Stuck fermentation vs arrested fermentation

It is my first grape wine home brewing and I have been reading up a lot regarding yeast fermentation. I like my wine bit sweet and I read that either adding alcohol as in port method or adding a preservative once wine gets completely dry then back sweetening are two ways people do it. My doubt is, can adding more sugar get me the same result?

More sugar means more alcohol and yeast cant ferment beyond a limit so thereby having residual sugar sweetens the wine. However I read about stuck fermentation that happens when sugar content is more so how is it different from arresting fermentation like in port if ultimately I need is an off dry or sweet wine?

Topic sweetness primary-fermentation stuck-fermentation secondary-fermentation homebrew

Category Mac


Another option is to add non fermentable sugar (sweetener like Glycerin). Wine making stores will often sell it in bottles labeled as "Wine Conditioner".


There are a few ways to sweeten wine: Filtering, Mutage, too much sugar and adding something sweet after the wine has finished. Commercial wineries do not use sorbates to kill the yeast and preserve some of the sweetness. It screws up the flavor.

By far the most used way to preserve sweetness is to filter a wine either before it's done fermenting or add sugar and then sterile filter. Sterile filtering in this case is .3u (micron). This is also done in conjunction with a pretty high dose of potassium bisulfite to keep the little bugs from refermenting again.

Mutage is a french term for adding alcohol to a still fermenting wine (think Port or Madeira) and can make wonderfully sweetish wines that last for hundreds of years. I tasted a Madeira from 1780 a couple of years ago. It blew my mind. No filtering necessary here since above 20% alcohol it kills the yeast.
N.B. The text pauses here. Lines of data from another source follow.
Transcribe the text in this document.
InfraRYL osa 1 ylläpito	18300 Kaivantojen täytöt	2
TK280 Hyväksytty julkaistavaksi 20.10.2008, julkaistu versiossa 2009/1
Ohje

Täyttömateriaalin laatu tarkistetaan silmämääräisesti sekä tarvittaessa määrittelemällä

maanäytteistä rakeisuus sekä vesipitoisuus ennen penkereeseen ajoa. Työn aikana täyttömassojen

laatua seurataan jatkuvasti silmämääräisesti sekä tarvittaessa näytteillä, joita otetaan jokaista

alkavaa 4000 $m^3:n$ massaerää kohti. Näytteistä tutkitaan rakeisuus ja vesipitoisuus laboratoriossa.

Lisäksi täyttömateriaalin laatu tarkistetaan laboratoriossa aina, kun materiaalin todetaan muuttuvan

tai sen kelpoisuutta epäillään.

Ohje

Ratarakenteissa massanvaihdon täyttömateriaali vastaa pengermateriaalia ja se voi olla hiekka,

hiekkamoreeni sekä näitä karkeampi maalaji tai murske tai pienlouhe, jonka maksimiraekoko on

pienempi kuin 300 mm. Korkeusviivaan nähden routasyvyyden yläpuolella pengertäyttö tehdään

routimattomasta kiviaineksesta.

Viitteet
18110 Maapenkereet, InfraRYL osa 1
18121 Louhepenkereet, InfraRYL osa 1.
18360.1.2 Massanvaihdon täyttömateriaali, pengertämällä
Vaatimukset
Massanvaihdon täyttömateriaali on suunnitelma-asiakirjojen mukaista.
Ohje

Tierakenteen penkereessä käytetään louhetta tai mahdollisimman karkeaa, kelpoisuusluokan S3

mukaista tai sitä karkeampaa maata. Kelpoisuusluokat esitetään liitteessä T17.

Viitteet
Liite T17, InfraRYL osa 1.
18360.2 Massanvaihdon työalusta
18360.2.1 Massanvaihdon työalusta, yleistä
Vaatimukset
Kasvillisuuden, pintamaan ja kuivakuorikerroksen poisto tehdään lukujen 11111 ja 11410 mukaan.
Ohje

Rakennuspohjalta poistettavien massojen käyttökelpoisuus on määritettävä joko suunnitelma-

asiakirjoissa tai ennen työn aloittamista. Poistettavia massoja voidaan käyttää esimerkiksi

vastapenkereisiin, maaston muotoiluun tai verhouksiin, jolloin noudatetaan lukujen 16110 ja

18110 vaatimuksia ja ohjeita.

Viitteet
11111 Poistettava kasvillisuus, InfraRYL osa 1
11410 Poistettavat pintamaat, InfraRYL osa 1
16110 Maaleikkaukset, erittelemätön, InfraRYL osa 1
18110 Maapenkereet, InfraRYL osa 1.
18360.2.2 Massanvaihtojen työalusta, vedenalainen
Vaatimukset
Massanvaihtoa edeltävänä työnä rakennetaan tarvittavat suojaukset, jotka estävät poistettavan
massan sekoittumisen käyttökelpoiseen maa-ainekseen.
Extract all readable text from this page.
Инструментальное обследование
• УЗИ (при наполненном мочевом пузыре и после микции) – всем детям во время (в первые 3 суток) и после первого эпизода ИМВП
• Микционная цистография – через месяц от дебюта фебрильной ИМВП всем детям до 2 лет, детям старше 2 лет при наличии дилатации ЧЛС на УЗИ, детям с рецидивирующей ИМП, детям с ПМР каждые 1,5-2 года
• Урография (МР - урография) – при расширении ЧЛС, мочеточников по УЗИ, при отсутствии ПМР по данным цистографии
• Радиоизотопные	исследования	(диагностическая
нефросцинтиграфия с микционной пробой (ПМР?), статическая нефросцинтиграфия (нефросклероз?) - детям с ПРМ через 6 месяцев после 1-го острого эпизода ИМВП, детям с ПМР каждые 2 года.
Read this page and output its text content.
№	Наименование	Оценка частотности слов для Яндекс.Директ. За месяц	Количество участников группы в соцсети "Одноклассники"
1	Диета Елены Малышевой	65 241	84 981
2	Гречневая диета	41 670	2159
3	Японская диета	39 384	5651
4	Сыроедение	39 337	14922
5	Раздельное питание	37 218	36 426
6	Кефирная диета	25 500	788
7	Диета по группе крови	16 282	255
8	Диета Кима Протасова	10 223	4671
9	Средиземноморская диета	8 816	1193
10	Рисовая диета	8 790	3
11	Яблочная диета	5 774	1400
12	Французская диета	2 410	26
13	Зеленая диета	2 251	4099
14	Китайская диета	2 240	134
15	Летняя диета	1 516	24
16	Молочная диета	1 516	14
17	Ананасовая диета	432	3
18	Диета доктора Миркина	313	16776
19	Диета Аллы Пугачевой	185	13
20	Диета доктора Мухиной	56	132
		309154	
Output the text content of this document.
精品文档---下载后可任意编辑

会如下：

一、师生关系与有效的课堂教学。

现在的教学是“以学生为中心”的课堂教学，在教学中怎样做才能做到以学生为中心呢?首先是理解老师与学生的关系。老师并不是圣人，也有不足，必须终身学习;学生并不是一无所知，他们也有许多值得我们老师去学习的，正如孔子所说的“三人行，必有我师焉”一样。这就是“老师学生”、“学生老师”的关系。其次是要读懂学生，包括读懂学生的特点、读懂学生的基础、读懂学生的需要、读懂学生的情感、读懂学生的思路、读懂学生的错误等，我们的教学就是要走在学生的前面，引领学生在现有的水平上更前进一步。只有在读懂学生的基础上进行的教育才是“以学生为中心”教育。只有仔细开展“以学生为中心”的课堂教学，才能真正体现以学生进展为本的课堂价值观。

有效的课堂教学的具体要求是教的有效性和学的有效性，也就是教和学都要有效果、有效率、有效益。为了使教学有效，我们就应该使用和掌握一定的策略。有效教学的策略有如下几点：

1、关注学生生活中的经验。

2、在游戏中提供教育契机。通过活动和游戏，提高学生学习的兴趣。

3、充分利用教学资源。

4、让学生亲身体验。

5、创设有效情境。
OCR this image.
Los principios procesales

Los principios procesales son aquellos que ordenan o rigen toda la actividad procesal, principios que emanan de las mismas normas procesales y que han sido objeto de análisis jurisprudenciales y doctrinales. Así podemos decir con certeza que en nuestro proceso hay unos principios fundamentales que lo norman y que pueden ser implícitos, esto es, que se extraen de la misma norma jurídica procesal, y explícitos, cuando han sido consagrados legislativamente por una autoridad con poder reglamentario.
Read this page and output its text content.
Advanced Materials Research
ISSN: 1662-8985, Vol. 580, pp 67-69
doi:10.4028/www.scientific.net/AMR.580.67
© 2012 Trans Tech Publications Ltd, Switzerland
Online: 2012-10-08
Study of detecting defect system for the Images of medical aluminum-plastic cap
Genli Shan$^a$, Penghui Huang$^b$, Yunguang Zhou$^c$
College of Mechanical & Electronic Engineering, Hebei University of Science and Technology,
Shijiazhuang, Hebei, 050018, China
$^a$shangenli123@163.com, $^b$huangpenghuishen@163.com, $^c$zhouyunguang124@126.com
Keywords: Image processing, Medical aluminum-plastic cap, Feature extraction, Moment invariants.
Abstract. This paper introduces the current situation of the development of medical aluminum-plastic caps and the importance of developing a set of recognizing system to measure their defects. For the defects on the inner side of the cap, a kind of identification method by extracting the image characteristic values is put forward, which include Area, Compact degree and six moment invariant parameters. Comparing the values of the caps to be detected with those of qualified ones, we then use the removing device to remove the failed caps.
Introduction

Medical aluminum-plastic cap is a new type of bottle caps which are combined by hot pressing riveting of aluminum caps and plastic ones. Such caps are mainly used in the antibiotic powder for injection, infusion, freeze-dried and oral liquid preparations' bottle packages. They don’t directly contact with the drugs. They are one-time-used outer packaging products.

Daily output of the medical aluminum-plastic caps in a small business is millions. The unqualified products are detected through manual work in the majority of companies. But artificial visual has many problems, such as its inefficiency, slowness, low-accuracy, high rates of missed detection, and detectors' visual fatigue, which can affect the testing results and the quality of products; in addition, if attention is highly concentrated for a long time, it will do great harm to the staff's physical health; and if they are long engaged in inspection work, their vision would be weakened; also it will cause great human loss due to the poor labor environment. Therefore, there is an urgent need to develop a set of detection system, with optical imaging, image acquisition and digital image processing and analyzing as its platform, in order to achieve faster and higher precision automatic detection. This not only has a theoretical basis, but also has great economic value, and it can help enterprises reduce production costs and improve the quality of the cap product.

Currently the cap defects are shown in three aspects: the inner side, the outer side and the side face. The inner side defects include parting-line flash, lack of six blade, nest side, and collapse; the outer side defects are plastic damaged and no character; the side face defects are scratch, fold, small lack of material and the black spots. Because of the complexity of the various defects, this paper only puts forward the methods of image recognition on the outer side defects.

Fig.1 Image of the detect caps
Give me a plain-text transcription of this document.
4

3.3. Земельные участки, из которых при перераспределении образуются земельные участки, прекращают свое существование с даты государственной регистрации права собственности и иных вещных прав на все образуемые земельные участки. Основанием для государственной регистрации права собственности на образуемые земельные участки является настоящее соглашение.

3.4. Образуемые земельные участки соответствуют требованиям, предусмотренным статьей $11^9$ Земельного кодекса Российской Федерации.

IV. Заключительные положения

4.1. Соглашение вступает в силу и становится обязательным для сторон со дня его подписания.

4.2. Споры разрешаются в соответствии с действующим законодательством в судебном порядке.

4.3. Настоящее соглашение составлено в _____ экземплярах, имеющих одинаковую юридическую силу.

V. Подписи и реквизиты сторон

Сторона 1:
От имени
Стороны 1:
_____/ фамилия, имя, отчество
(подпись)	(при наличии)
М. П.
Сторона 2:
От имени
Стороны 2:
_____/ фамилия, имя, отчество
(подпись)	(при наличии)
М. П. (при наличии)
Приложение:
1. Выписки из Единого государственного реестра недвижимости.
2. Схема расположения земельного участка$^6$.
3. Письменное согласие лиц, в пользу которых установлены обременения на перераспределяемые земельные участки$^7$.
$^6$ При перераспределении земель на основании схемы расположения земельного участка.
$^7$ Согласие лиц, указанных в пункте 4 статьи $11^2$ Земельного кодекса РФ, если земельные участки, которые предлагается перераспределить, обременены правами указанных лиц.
You can keep adding sugar until you reach the theoretical limit of the yeast, but you will have problems with this as the yeast will keep trying to ferment slowly over many years and you are likely to end up with bottle grenades randomly exploding over time. Since you can't get it over 20% naturally, there is a space between around 17% and 20% where the yeast is kind of still alive trying to ferment.

You could also suppress the yeast with a really high dose of potassium bisulfite, but then that also gives off flavors.

I think you have to choices. Either bring the alcohol level above 20% with vodka (you will have to figure out the math on that) or just add a bit of sugar to your bottle before you want to consume it. Without investing in a sterile filter, this is all you really have.


Adding sugar beyond the point of a yeast ability to ferment it is the common way to make a sweet wine. Sometimes the sugar has to be added in two or more stages to fit the fermentaion characteristics of the yeast. Too high a concentration of sugar can stifle yeast as much as alcohol can. If the yeast has attenuated fully then sugar can be added to sweeten the wine without a yeast metabolic inhibitor (which I tend to shy from recommending anyway). However sweet wine must be of sufficient ABV to inhibit bacteria as well. If it isn't then one might have a reason to use a preservative (eg sorbate).

It might be supposed that the flavour profile of sweet wines will be different according to how the final ABV was achieved. The last stages of natural fermentation of a high gravity juice may produce differing flavour profiles compared to the inhibited fermentation of a subsequently fortified wine.

Within those provisos and IMHO, adding alcohol to a wine is effectively the same as the yeast producing and reaching its own alcoholic limit.